The new eruv encompasses most major hotels, the Ohel Leah Synagogue and adjacent Jewish community center, as well as the building where Chabad is located.
Rabbi Oser invited Rabbi Avner Cohen of Jerusalem and Moscow — where Cohen had helped establish an eruv — to spend a week in Hong Kong and see whether it was feasible to make one there, too.
Cohen wrote a halachic essay asserting the feasibility.

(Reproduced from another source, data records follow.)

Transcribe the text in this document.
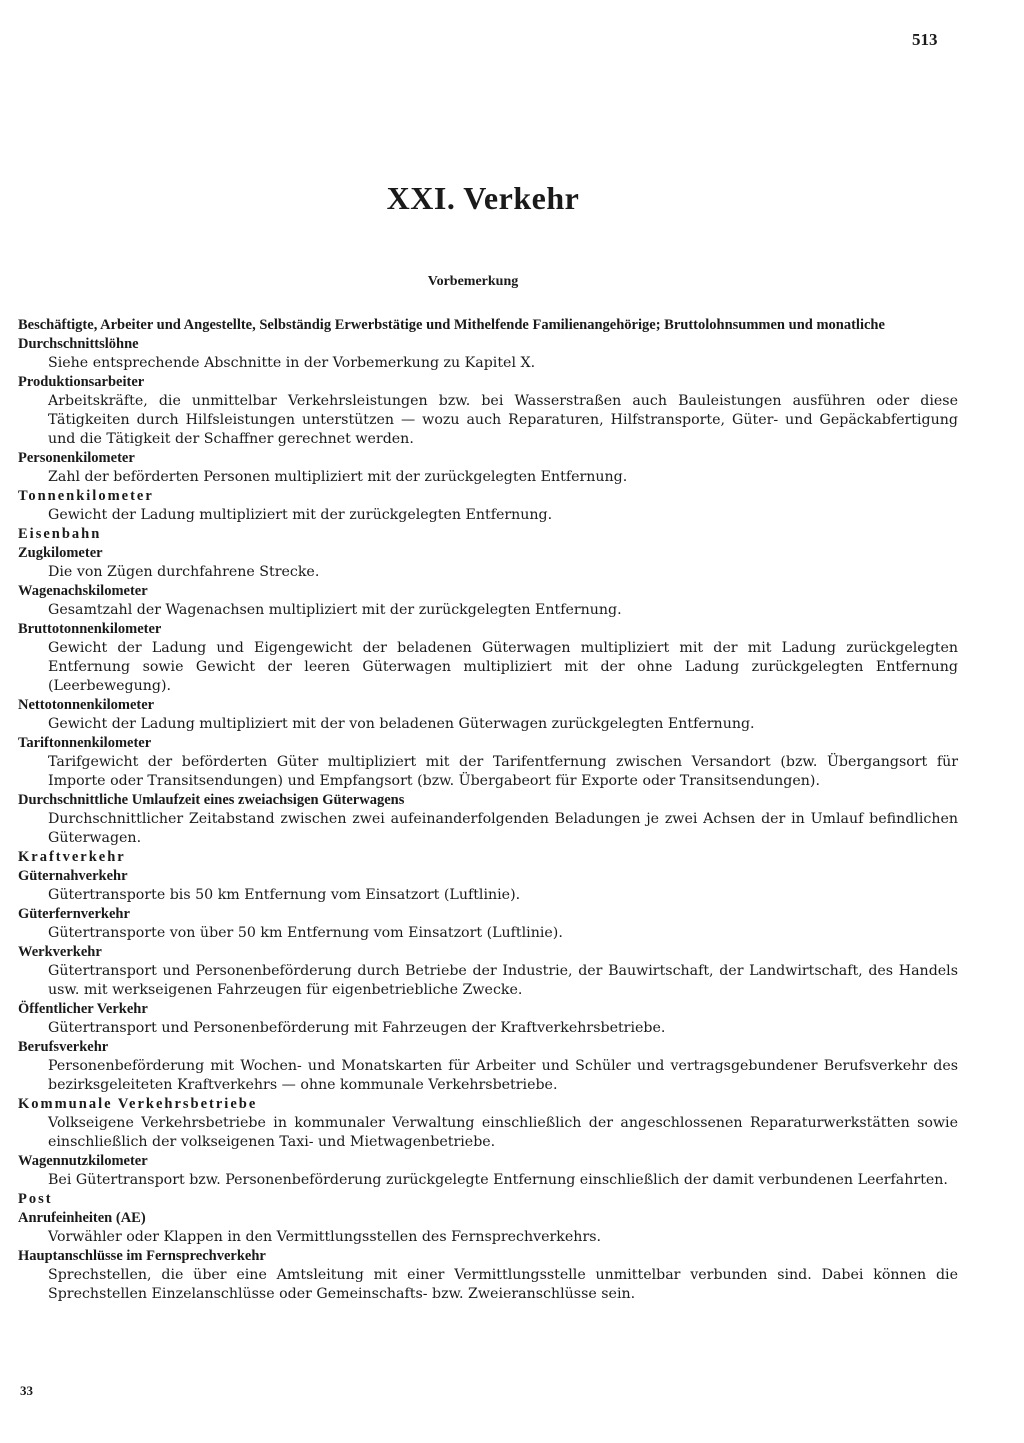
513
XXI. Verkehr
Vorbemerkung

Beschäftigte, Arbeiter und Angestellte, Selbständig Erwerbstätige und Mithelfende Familienangehörige; Bruttolohnsummen und monatliche Durchschnittslöhne

Siehe entsprechende Abschnitte in der Vorbemerkung zu Kapitel X.

Produktionsarbeiter

Arbeitskräfte, die unmittelbar Verkehrsleistungen bzw. bei Wasserstraßen auch Bauleistungen ausführen oder diese Tätigkeiten durch Hilfsleistungen unterstützen — wozu auch Reparaturen, Hilfstransporte, Güter- und Gepäckabfertigung und die Tätigkeit der Schaffner gerechnet werden.

Personenkilometer

Zahl der beförderten Personen multipliziert mit der zurückgelegten Entfernung.

Tonnenkilometer

Gewicht der Ladung multipliziert mit der zurückgelegten Entfernung.

Eisenbahn

Zugkilometer

Die von Zügen durchfahrene Strecke.

Wagenachskilometer

Gesamtzahl der Wagenachsen multipliziert mit der zurückgelegten Entfernung.

Bruttotonnenkilometer

Gewicht der Ladung und Eigengewicht der beladenen Güterwagen multipliziert mit der mit Ladung zurückgelegten Entfernung sowie Gewicht der leeren Güterwagen multipliziert mit der ohne Ladung zurückgelegten Entfernung (Leerbewegung).

Nettotonnenkilometer

Gewicht der Ladung multipliziert mit der von beladenen Güterwagen zurückgelegten Entfernung.

Tariftonnenkilometer

Tarifgewicht der beförderten Güter multipliziert mit der Tarifentfernung zwischen Versandort (bzw. Übergangsort für Importe oder Transitsendungen) und Empfangsort (bzw. Übergabeort für Exporte oder Transitsendungen).

Durchschnittliche Umlaufzeit eines zweiachsigen Güterwagens

Durchschnittlicher Zeitabstand zwischen zwei aufeinanderfolgenden Beladungen je zwei Achsen der in Umlauf befindlichen Güterwagen.

Kraftverkehr

Güternahverkehr

Gütertransporte bis 50 km Entfernung vom Einsatzort (Luftlinie).

Güterfernverkehr

Gütertransporte von über 50 km Entfernung vom Einsatzort (Luftlinie).

Werkverkehr

Gütertransport und Personenbeförderung durch Betriebe der Industrie, der Bauwirtschaft, der Landwirtschaft, des Handels usw. mit werkseigenen Fahrzeugen für eigenbetriebliche Zwecke.

Öffentlicher Verkehr

Gütertransport und Personenbeförderung mit Fahrzeugen der Kraftverkehrsbetriebe.

Berufsverkehr

Personenbeförderung mit Wochen- und Monatskarten für Arbeiter und Schüler und vertragsgebundener Berufsverkehr des bezirksgeleiteten Kraftverkehrs — ohne kommunale Verkehrsbetriebe.

Kommunale Verkehrsbetriebe

Volkseigene Verkehrsbetriebe in kommunaler Verwaltung einschließlich der angeschlossenen Reparaturwerkstätten sowie einschließlich der volkseigenen Taxi- und Mietwagenbetriebe.

Wagennutzkilometer

Bei Gütertransport bzw. Personenbeförderung zurückgelegte Entfernung einschließlich der damit verbundenen Leerfahrten.

Post

Anrufeinheiten (AE)

Vorwähler oder Klappen in den Vermittlungsstellen des Fernsprechverkehrs.

Hauptanschlüsse im Fernsprechverkehr

Sprechstellen, die über eine Amtsleitung mit einer Vermittlungsstelle unmittelbar verbunden sind. Dabei können die Sprechstellen Einzelanschlüsse oder Gemeinschafts- bzw. Zweieranschlüsse sein.

33
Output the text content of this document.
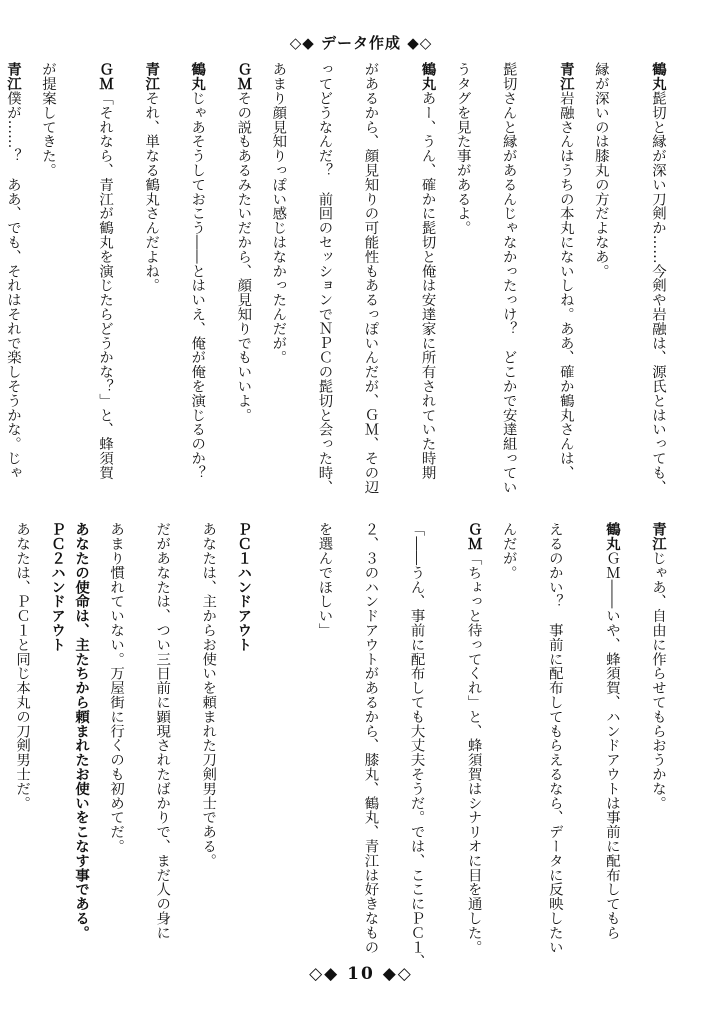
◇◆ データ作成 ◆◇
鶴丸髭切と縁が深い刀剣か……今剣や岩融は、源氏とはいっても、
縁が深いのは膝丸の方だよなあ。
青江岩融さんはうちの本丸にないしね。ああ、確か鶴丸さんは、
髭切さんと縁があるんじゃなかったっけ？　どこかで安達組ってい
うタグを見た事があるよ。
鶴丸あー、うん、確かに髭切と俺は安達家に所有されていた時期
があるから、顔見知りの可能性もあるっぽいんだが、ＧＭ、その辺
ってどうなんだ？　前回のセッションでＮＰＣの髭切と会った時、
あまり顔見知りっぽい感じはなかったんだが。
ＧＭその説もあるみたいだから、顔見知りでもいいよ。
鶴丸じゃあそうしておこう――とはいえ、俺が俺を演じるのか？
青江それ、単なる鶴丸さんだよね。
ＧＭ「それなら、青江が鶴丸を演じたらどうかな？」と、蜂須賀
が提案してきた。
青江僕が……？　ああ、でも、それはそれで楽しそうかな。じゃ
青江じゃあ、自由に作らせてもらおうかな。
鶴丸ＧＭ――いや、蜂須賀、ハンドアウトは事前に配布してもら
えるのかい？　事前に配布してもらえるなら、データに反映したい
んだが。
ＧＭ「ちょっと待ってくれ」と、蜂須賀はシナリオに目を通した。
「――うん、事前に配布しても大丈夫そうだ。では、ここにＰＣ１、
２、３のハンドアウトがあるから、膝丸、鶴丸、青江は好きなもの
を選んでほしい」
ＰＣ１ハンドアウト
あなたは、主からお使いを頼まれた刀剣男士である。
だがあなたは、つい三日前に顕現されたばかりで、まだ人の身に
あまり慣れていない。万屋街に行くのも初めてだ。
あなたの使命は、主たちから頼まれたお使いをこなす事である。
ＰＣ２ハンドアウト
あなたは、ＰＣ１と同じ本丸の刀剣男士だ。
◇◆ 10 ◆◇
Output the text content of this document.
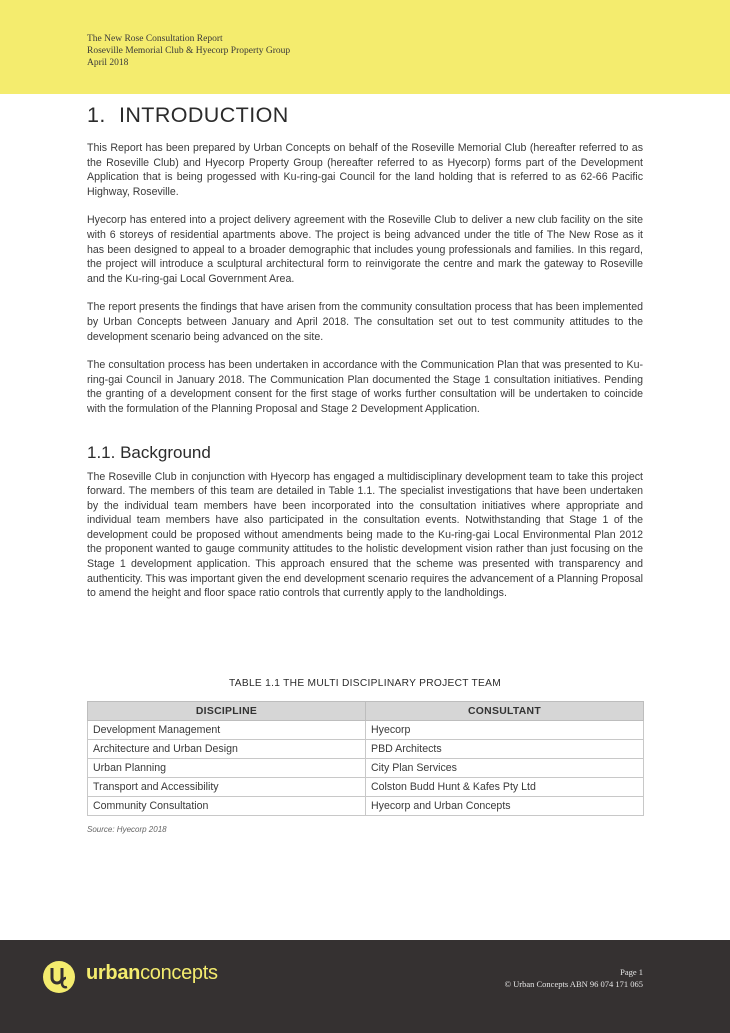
The New Rose Consultation Report
Roseville Memorial Club & Hyecorp Property Group
April 2018
1. INTRODUCTION

This Report has been prepared by Urban Concepts on behalf of the Roseville Memorial Club (hereafter referred to as the Roseville Club) and Hyecorp Property Group (hereafter referred to as Hyecorp) forms part of the Development Application that is being progessed with Ku-ring-gai Council for the land holding that is referred to as 62-66 Pacific Highway, Roseville.

Hyecorp has entered into a project delivery agreement with the Roseville Club to deliver a new club facility on the site with 6 storeys of residential apartments above. The project is being advanced under the title of The New Rose as it has been designed to appeal to a broader demographic that includes young professionals and families. In this regard, the project will introduce a sculptural architectural form to reinvigorate the centre and mark the gateway to Roseville and the Ku-ring-gai Local Government Area.

The report presents the findings that have arisen from the community consultation process that has been implemented by Urban Concepts between January and April 2018. The consultation set out to test community attitudes to the development scenario being advanced on the site.

The consultation process has been undertaken in accordance with the Communication Plan that was presented to Ku-ring-gai Council in January 2018. The Communication Plan documented the Stage 1 consultation initiatives. Pending the granting of a development consent for the first stage of works further consultation will be undertaken to coincide with the formulation of the Planning Proposal and Stage 2 Development Application.

1.1. Background

The Roseville Club in conjunction with Hyecorp has engaged a multidisciplinary development team to take this project forward. The members of this team are detailed in Table 1.1. The specialist investigations that have been undertaken by the individual team members have been incorporated into the consultation initiatives where appropriate and individual team members have also participated in the consultation events. Notwithstanding that Stage 1 of the development could be proposed without amendments being made to the Ku-ring-gai Local Environmental Plan 2012 the proponent wanted to gauge community attitudes to the holistic development vision rather than just focusing on the Stage 1 development application. This approach ensured that the scheme was presented with transparency and authenticity. This was important given the end development scenario requires the advancement of a Planning Proposal to amend the height and floor space ratio controls that currently apply to the landholdings.

TABLE 1.1 THE MULTI DISCIPLINARY PROJECT TEAM
DISCIPLINE	CONSULTANT
Development Management	Hyecorp
Architecture and Urban Design	PBD Architects
Urban Planning	City Plan Services
Transport and Accessibility	Colston Budd Hunt & Kafes Pty Ltd
Community Consultation	Hyecorp and Urban Concepts
Source: Hyecorp 2018
urbanconcepts	Page 1
© Urban Concepts ABN 96 074 171 065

Rabbi Mordechai Avtzon of Chabad of China secured the endorsements of rabbis from Sydney, New York, and Budapest, giving the eruv international legitimacy.
Curves in all the major roads inside the eruv helped create it, as did the fact that it’s on an island that is attached to the mainland by tunnels instead of bridges, Oser said.
Still, the new eruv only covers the northwestern part of the island of Hong Kong, which comprises the leafy southern half of the city with its many residential buildings. The northern and industrialized half of the city, which is on the mainland across from the island’s shore, is outside the eruv, as is most of the island.
In the aftermath of the COVID-19 crisis, several hundred of the city’s Jews left, Fischer said.
But Hong Kong still has one of the Far East’s most vibrant Jewish communities, with a full-time rabbi and a rabbi’s assistant, Jewish education institutions from kindergarten to high school, “and a steady stream of lectures by very interesting Jewish people visiting town,” Fischer said.
The new eruv means “it’s going to be much easier to enjoy our great community going forward,” he added.